Those who cherish the feel of flannel close to their skin will take comfort in expressions like “all or substantially all”; “in whole or in part”, “one or more”; “unless otherwise agreed” . These expressions betray the fear that a judge reading your prose will take a perversely literal view, and construe your words deliberately to upset you; as the Latins say, “contra proferentem”.
But the law of the land is not there to frustrate honest commercial intentions. A court will only do that if a contracting merchant’s intentions are base (as, to be sure, many will be if the opportunity arises: Adam Smith had some choice things to say about that). A fellow who exploits his counterparty’s vulnerability or patent misapprehension can expect to find the awesome creative weight of the common law – estoppel, constructive trust; money had and received, assumpsit – incanted against him. Expect him to have a fully weaponised litigation department.

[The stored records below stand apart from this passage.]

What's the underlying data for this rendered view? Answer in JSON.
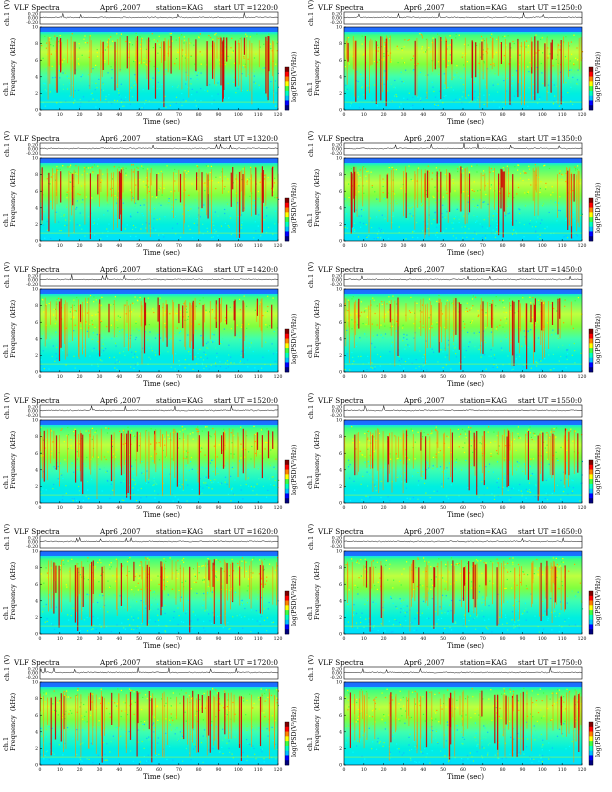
{
  "header": {
    "title": "VLF Spectra",
    "date": "Apr6 ,2007",
    "station": "station=KAG",
    "start_prefix": "start  UT ="
  },
  "labels": {
    "amp_axis": "ch.1 (V)",
    "freq_axis": "ch.1\nFrequency  (kHz)",
    "time_axis": "Time  (sec)",
    "colorbar": "log(PSD(V²/Hz))"
  },
  "panels": [
    {
      "start": "1220:0",
      "xmax": 120
    },
    {
      "start": "1250:0",
      "xmax": 120
    },
    {
      "start": "1320:0",
      "xmax": 120
    },
    {
      "start": "1350:0",
      "xmax": 120
    },
    {
      "start": "1420:0",
      "xmax": 120
    },
    {
      "start": "1450:0",
      "xmax": 120
    },
    {
      "start": "1520:0",
      "xmax": 120
    },
    {
      "start": "1550:0",
      "xmax": 120
    },
    {
      "start": "1620:0",
      "xmax": 120
    },
    {
      "start": "1650:0",
      "xmax": 120
    },
    {
      "start": "1720:0",
      "xmax": 120
    },
    {
      "start": "1750:0",
      "xmax": 120
    }
  ],
  "chart_data": {
    "type": "heatmap",
    "title": "VLF Spectra",
    "x_axis": {
      "label": "Time  (sec)",
      "range": [
        0,
        120
      ],
      "ticks": [
        0,
        10,
        20,
        30,
        40,
        50,
        60,
        70,
        80,
        90,
        100,
        110,
        120
      ]
    },
    "y_axis": {
      "label": "Frequency  (kHz)",
      "range": [
        0,
        10
      ],
      "ticks": [
        0,
        2,
        4,
        6,
        8,
        10
      ]
    },
    "amplitude_axis": {
      "label": "ch.1 (V)",
      "ticks": [
        "0.20",
        "0.00",
        "-0.20"
      ]
    },
    "colorbar": {
      "label": "log(PSD(V²/Hz))",
      "colors": [
        "#00007f",
        "#0000ff",
        "#00bfff",
        "#00ffbf",
        "#3fff3f",
        "#ffff00",
        "#ff7f00",
        "#ff0000",
        "#7f0000"
      ]
    },
    "start_times_ut": [
      "1220:0",
      "1250:0",
      "1320:0",
      "1350:0",
      "1420:0",
      "1450:0",
      "1520:0",
      "1550:0",
      "1620:0",
      "1650:0",
      "1720:0",
      "1750:0"
    ],
    "grid": false
  }
}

If that’s your caper, don’t expect words on paper, however exquisitely turned, to help you.
But if it isn’t – if you act in good faith, reasonably, loving your neighbour as you love yourself; doing unto others only what you would have them do to you – you have little to fear from a literal construction. The common law is your friend.
The Latin maxim – anus matronae parvae malas leges faciunt (“little old ladies make bad law”), even though I made it up, may be the final, deepest foundation of the law of equity. It has a converse expression, also home made and converted into Latin to make it sound plausible: noli mentula esse: don’t be a penis. Be clear about what you want, be a good egg and you have little to fear from her majesty’s judiciary. Bonum ovum esse, you know?
It is true that common law formulated in the service of wronged spinsters presents later courts who are bound by it with hefty intellectual challenges, but no self respecting judge shies away from those – they’re what she took the oath for in the first place.